Google Next is a one day conference where Google presents their Cloud Platform products.
The keynote gave an overview of Google’s philosophy and some the products. Cloud is the fastest growing product at Google and is the biggest change for companies in general. Enterprises are realising that they need to move to the cloud in order to be more agile, and that the cloud is more secure than their own data centers.
Google’s philosophy is to promote the cloud in general and put themselves in a good position among all the providers. They see themselves as being better for the community - in terms of open standards, as well as green data centers - and the most innovative - several times they mentioned that they’ve been developing and using the technology for 15 years and have learnt what works and what doesn’t. It’s already well known that Google makes their own optimized hardware for their data centers, but they’ve now reached the point where the network is the bottleneck and they’ve designed their own internal network that’s capable of 1 petabit/second, and built up a worldwide network that brings the connection from the data centers closer to the clients. They mostly avoided mentioning Amazon and Azure, but said that different cloud platforms have different pros and cons. Google’s cloud is more stable and reliable, but not necessarily as performant as the others.
The products that were highlighted in the keynote:
The original Google Cloud product. Platform-As-A-Service. Lets you just write the code, in Python, Java, PHP or Go. Auto-scaling down to zero.
Infrastructure-As-A-Service. Cleverer than just virtual machines, with features such as live migrate which allows hardware and software updates without downtime, and preemptible VM which allows immediate and automatic scaling for a greater cost saving.
Container Engine (beta) and Container Registry (GA)
Managed Docker containers.

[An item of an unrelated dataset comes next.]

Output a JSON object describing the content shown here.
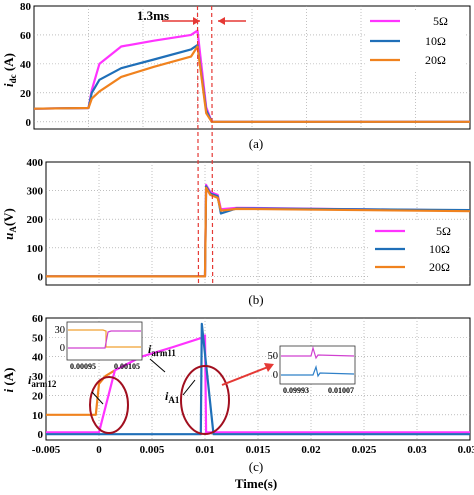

Google has developed Kubernetes which is an open source container manager. Containers are self-contained applications that contain all their dependencies and can be quickly deployed locally and on the cloud. The containers are an open format and so can be deployed to any cloud provider.
This covers many products including Bigtable (beta), NoSQL Datastore and regular SQL (MySQL).
Google invented MapReduce and Hadoop but discovered that it doesn’t work well at huge scale. They’ve now moved on to BigQuery and Dataflow (beta) which perform near-real-time queries on big data.
They also mentioned Nearline storage which provides cheap archive storage with quick access. Data can be accessed in a few seconds, as opposed to Amazon Glacier which is a few hours. The same API is used for all storage options.
After the keynote the presentations split off into two tracks, so I stuck with the developer track which had the following four talks.
Described the architecture they used to make a 3D photo product using off-the-shelf components. They set up a load of Nexus 5’s in a circle and used the cloud to process the pictures and make a 3D animated GIF. This included blob Storage, Pub/Sub messaging, and Compute.
Similar to the previous talk, they used an example application to explain a product, in this case Firebase, which is a cross-platform real-time database. The game was asteroids where every update on every device was sent to the cloud database and immediately updated on all the other devices.
Demonstration of Kubernetes running locally to manage desired state of a cluster of Docker containers. It has a nice visualization of the state.
Nice demonstration of how quickly and easily you can use BigQuery to run SQL-like queries on big data. It also included Dataflow to get the data from external sources. He did complex queries on a few hundred GB of json data and it took around 30 seconds, which is much less time than it would take even to just read that from disk, but it’s reading and doing the map/shuffle/reduce in parallel on hundreds of machines, and you’re only billed for the time that it’s actually running.
One of the partners of the event was Tableau who can make some nice visualizations of the data.